Notre avis : C’est sans doute la situation la plus délicate des trois à trancher. Tout simplement car à vitesse réelle, on n’a pas du tout l’impression que Tagliafico est gêné par une faute. Après plusieurs ralentis visionnés, on envisagerait presque le combo penalty-carton rouge contre Lee pour son brutal coup de savate.
La plus grosse bizarrerie là-dessus vient du choix des arbitres VAR de laisser Benoît Bastien reprendre le jeu moins de trente secondes plus tard. Allez, mouillons-nous, penalty mais pas de double peine là-dessus selon nous.

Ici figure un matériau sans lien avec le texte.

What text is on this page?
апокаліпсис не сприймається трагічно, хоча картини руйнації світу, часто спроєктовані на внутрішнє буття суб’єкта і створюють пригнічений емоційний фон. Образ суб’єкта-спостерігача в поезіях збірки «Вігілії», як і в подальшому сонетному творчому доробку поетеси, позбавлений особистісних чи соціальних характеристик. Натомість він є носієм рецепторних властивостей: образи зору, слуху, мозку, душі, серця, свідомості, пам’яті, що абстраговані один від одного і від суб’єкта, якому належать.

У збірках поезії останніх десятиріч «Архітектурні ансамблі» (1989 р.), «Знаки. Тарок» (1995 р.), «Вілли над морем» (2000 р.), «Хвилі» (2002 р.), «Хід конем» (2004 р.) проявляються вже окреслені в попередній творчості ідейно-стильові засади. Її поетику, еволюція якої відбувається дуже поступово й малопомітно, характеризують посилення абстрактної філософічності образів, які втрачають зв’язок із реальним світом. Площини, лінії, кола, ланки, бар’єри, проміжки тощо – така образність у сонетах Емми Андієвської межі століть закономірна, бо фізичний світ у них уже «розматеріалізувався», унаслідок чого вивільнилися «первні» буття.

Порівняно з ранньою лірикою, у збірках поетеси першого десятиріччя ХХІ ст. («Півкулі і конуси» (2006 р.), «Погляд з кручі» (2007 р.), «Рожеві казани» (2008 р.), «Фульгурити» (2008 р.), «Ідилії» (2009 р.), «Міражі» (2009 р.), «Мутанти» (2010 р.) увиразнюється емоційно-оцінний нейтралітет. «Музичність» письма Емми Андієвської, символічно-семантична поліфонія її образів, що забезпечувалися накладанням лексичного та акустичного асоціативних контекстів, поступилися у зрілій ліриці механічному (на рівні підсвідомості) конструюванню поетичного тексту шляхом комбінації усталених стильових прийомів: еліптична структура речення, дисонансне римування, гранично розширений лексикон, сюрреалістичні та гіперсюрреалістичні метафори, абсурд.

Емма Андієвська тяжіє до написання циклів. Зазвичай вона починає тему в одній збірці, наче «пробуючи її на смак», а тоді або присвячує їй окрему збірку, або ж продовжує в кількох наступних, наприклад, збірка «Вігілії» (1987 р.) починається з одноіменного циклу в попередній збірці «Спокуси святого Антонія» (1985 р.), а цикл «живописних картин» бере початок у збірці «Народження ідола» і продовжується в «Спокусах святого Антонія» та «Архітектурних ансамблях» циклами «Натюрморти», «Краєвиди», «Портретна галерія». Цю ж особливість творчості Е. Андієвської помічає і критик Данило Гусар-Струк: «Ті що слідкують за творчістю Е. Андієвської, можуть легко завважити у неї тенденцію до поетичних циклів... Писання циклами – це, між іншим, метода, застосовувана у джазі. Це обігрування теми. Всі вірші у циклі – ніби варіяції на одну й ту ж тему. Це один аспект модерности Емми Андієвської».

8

Un groupe « pas respecté »
Cette soirée à décisions sans pour l’OL s’est accompagnée de l’exclusion (logique) de l’omniprésent Nicolas Tagliafico (90e + 3), deux minutes avant le coup de poignard de Joao Neves. Il s’agit du troisième match consécutif en Ligue 1 que les joueurs de Paulo Fonseca finissent à 10 contre 11, après les cartons rouges d’Abner Vinicius au Paris FC (3-3) et d’Hans Hateboer à Brest (0-0).
Notre dossier sur l'OL« C’est normal qu’on soit nerveux à la 90e avec un arbitrage comme celui-là, riposte sur le sujet Jorge Maciel. Je pense qu’on est très respectueux pour un groupe qui n’est pas respecté depuis quelques journées, et qui a un sentiment d’injustice. » Mais aussi la fierté d’avoir évolué les yeux dans les yeux avec le champion d’Europe en titre, malgré un onze en partie bricolé, le tout moins de trois jours après la défaite européenne à Séville (2-0). Finalement, cette énième trêve internationale ne sera pas de trop pour permettre à l’OL de couper (un peu) avec l’arbitrage français.